そんな都合のいい話があるなんで、最初から思っていなかった。
「まあな──そこで、だ」
エルマは腰に手を当てると、俺たちを交互に見つめた。
何を頼まれるんだ......?
俺は思わず身構える。
盗みの手伝いでもして欲しいんだろうか。
「実はよ、あたしらの仲間が一人、この街の牢獄にぶち込まれてんだ」
「牢獄......?」
「ああ。
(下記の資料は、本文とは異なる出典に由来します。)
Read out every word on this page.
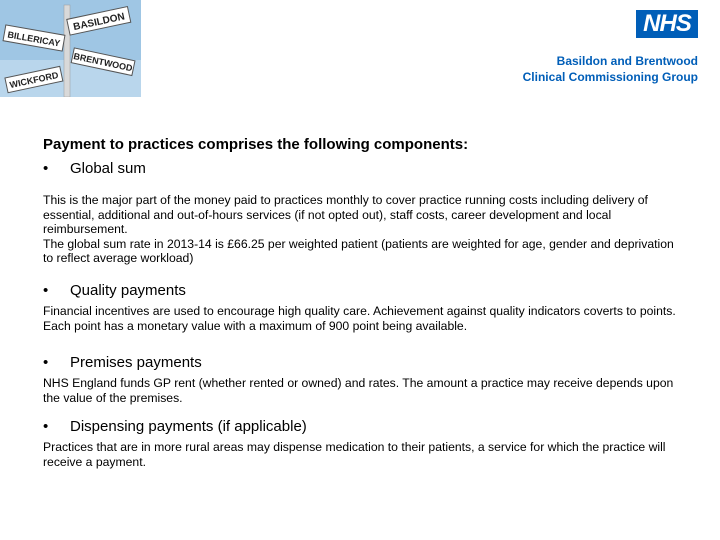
BASILDON
BILLERICAY
BRENTWOOD
WICKFORD
NHS
Basildon and Brentwood
Clinical Commissioning Group
Payment to practices comprises the following components:
• Global sum

This is the major part of the money paid to practices monthly to cover practice running costs including delivery of essential, additional and out-of-hours services (if not opted out), staff costs, career development and local reimbursement.

The global sum rate in 2013-14 is £66.25 per weighted patient (patients are weighted for age, gender and deprivation to reflect average workload)

• Quality payments

Financial incentives are used to encourage high quality care. Achievement against quality indicators coverts to points. Each point has a monetary value with a maximum of 900 point being available.

• Premises payments

NHS England funds GP rent (whether rented or owned) and rates. The amount a practice may receive depends upon the value of the premises.

• Dispensing payments (if applicable)

Practices that are in more rural areas may dispense medication to their patients, a service for which the practice will receive a payment.
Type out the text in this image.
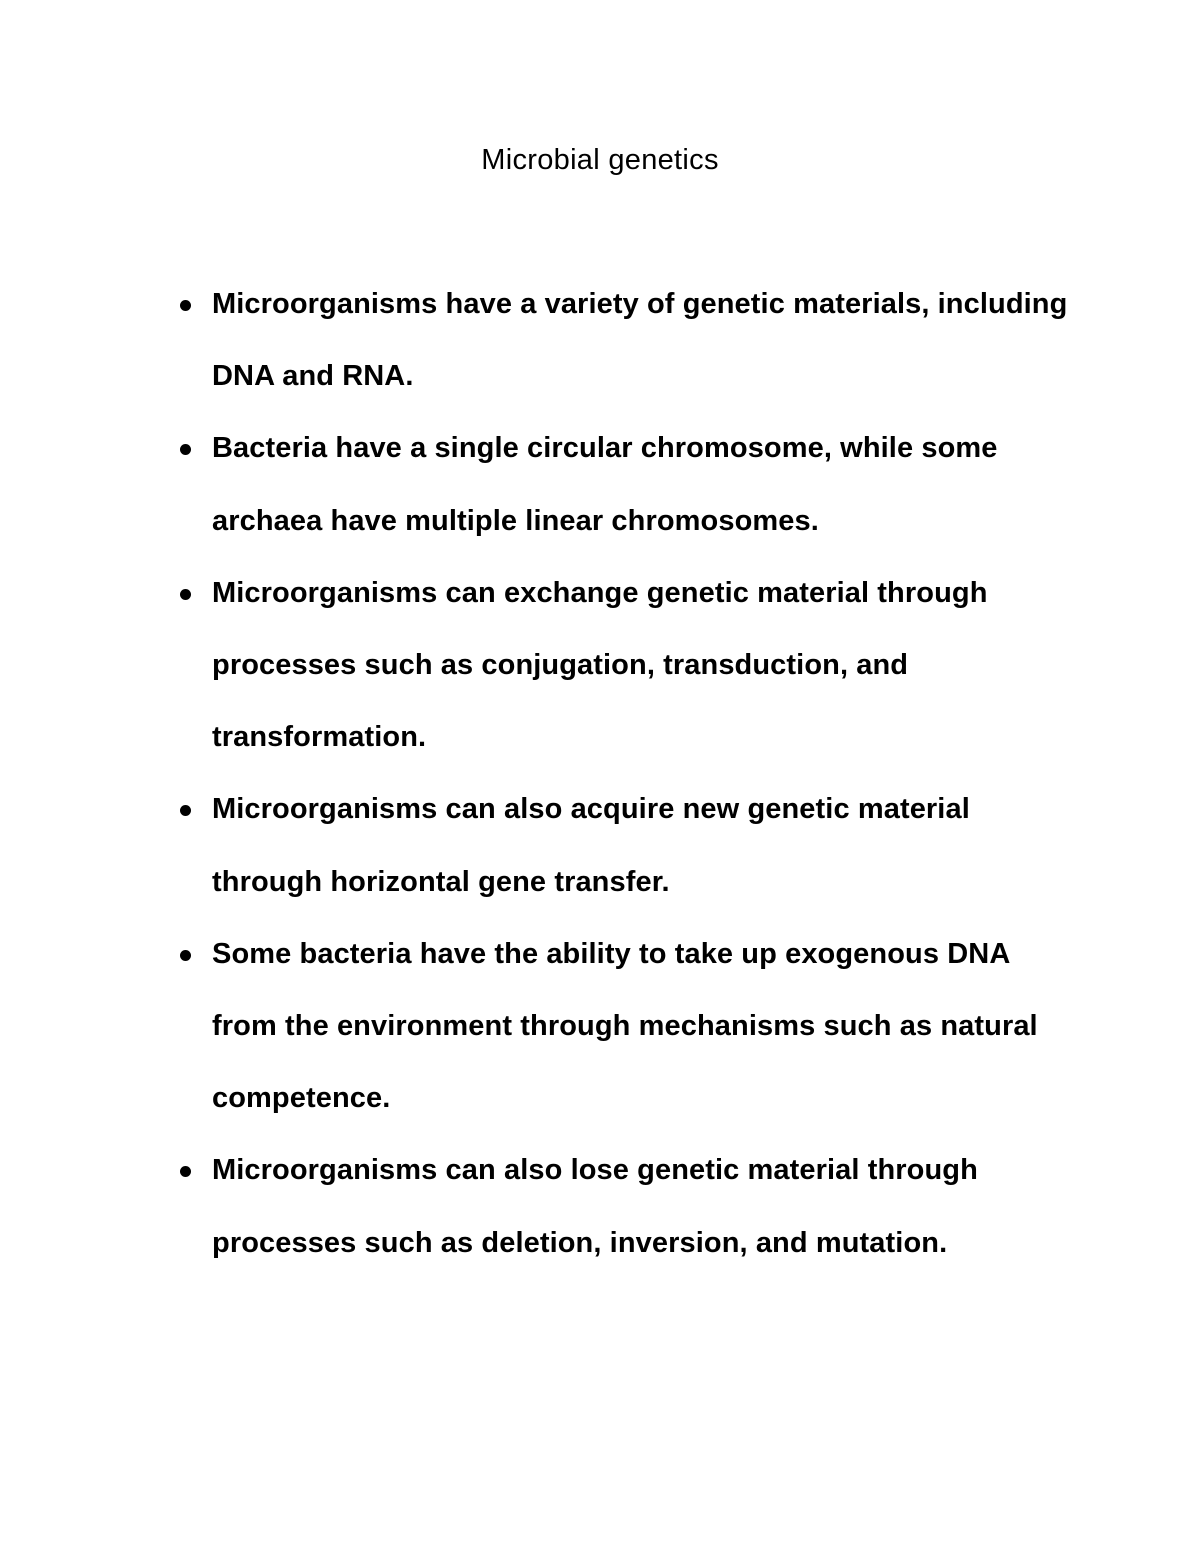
Microbial genetics
Microorganisms have a variety of genetic materials, including DNA and RNA.
Bacteria have a single circular chromosome, while some archaea have multiple linear chromosomes.
Microorganisms can exchange genetic material through processes such as conjugation, transduction, and transformation.
Microorganisms can also acquire new genetic material through horizontal gene transfer.
Some bacteria have the ability to take up exogenous DNA from the environment through mechanisms such as natural competence.
Microorganisms can also lose genetic material through processes such as deletion, inversion, and mutation.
ちょいとヘマやらかしてな」
エルマは頭を掻きながら、ばつが悪そうに笑った。
「そいつを助け出したい」
「......俺たちに、それを手伝えってことか?」
「話が早ぇじゃねえか」
______なるほど。
対価の内容は捕まった仲間を助ける手助け、か。
盗賊というわりには人情のある奴らだな。
「とはいえ、あんたらに無理をさせるつもりはねぇよ。
──ただ、あたしらだけじゃ手が足りねぇんだ」
そう言って、エルマは俺たちを真っ直ぐに見据えた。
「あんたらのガッツを見込んでの頼みだ。
──どうだ?あたしらに手ぇ貸してくれねえか?」
「......」
俺はメルトナをちらりと見る。
彼女もまた、俺の方へ視線を向けていた。
「私は、構いませんよ」
まあ、そうだよな。
正直、断る理由はない。
というか、引き受けざるを得ない。
______俺たちには、この街で頼れる場所なんて他にないのだから。
いざとなったら、また逃げてしまえばいい話だろう。
「......わかった。そいつを助けるの、手伝うよ」
「──へへっ!」
エルマは嬉しそうに笑った。
つられて、荒くれたちも湧き上がる。
「そうこなくっちゃな!」
______こうして俺たちは、この街で初めての居場所を得た。
そして同時に──一つの仕事を引き受けることになった。